Copy these two members to your system PARMLIB data set. If you already have a PROGAD or PROGDL member, rename the LDX members to a PROGxx name that's not in use.
When ready, use the console command SET PROG=AD to activate LDXEVX01 as an IRREVX01 exit point.
To uninstall the LDX exit, issue SET PROG=DL as a console command.
For permanent installation, do one of the following:
Add the EXIT ADD statement in PROGAD to your production PROG xx PARMLIB member.
Add a SET PROG=AD command to CONSOL00 or an automation script, so that it is issued during your IPL procedure.
Install ICHRIX02, the RACROUTE REQUEST=VERIFY(X) (RACINIT) postprocessing exit.
If you do not have an existing ICHRIX02 exit, run the job in the samples library member RIX0A. This job uses SMP/E to linkedit LDXRIX02 into SYS1.LPALIB as exit ICHRIX02.
If you have an existing ICHRIX02 exit, update samples library member RIX0B as appropriate. RIX0B installs a router that calls the driver postprocessing exit and your existing exit.
NOTE:To uninstall this exit, use the SMP/E RESTORE function and then IPL with the CLPA option.
After you have installed these two exits, IPL the z/OS system with the CLPA option.
To test the complete RACF Event Subsystem before installing the driver shim:
If it is not already running, start the Change Log Started Task.
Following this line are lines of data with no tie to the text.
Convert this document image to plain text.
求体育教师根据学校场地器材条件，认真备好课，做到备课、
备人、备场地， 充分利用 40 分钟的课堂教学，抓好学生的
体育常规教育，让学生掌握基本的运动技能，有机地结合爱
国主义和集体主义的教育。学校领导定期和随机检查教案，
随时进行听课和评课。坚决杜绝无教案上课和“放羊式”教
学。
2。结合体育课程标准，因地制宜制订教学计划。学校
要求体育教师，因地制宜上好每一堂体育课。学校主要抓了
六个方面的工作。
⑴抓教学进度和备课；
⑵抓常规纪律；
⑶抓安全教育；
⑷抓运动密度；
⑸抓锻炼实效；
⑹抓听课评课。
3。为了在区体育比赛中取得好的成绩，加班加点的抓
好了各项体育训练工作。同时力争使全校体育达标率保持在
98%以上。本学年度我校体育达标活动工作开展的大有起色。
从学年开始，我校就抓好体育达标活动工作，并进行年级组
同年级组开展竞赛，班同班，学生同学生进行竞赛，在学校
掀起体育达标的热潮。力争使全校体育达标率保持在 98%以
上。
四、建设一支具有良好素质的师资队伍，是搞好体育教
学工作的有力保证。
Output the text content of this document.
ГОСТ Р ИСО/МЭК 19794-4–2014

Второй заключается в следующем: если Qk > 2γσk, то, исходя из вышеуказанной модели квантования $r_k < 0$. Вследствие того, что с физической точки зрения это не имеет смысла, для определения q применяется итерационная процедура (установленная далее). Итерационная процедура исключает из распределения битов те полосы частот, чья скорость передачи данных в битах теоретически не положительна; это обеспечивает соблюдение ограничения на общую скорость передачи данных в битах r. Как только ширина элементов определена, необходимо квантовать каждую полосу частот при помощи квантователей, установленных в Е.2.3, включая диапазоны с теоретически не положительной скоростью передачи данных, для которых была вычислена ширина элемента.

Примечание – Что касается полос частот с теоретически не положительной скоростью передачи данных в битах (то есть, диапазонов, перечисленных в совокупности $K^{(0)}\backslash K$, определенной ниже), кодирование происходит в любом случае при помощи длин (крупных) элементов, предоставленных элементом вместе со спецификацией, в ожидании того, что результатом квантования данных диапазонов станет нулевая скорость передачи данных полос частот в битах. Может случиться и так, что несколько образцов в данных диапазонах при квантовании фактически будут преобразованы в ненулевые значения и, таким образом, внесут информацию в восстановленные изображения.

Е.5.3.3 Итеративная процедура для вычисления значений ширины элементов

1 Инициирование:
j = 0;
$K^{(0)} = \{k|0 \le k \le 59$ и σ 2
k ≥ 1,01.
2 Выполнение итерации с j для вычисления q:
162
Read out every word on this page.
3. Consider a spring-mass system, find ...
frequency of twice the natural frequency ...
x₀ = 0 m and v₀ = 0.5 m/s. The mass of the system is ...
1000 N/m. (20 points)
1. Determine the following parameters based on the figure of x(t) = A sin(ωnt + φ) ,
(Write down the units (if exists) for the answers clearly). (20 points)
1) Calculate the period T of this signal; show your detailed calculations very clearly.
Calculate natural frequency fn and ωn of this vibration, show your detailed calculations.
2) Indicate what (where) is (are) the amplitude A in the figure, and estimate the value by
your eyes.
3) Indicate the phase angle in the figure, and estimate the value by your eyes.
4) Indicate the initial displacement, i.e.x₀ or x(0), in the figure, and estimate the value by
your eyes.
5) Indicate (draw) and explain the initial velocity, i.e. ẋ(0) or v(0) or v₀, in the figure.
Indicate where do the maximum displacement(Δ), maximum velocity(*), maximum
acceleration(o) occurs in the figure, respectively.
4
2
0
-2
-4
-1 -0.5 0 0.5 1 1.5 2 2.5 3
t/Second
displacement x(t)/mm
For information about starting the Change Log Started Task, see Starting the Change Log Started Task.
Perform some actions to exercise the two RACF exits and create some sample events.
Change a password using the logon screen.
Create new user ID.
Log on to TSO using the administrative user ID you created for the driver.
Issue this command: LDXSERV STATUS
Examine the output of the command. You should see the RACF exits loaded, information about the cross memory queue, information about the Change Log Started Task, and a valid, non-empty Change Log data set.
For details about interpreting LDXSERV STATUS output, see Output of the LDXSERV STATUS Command.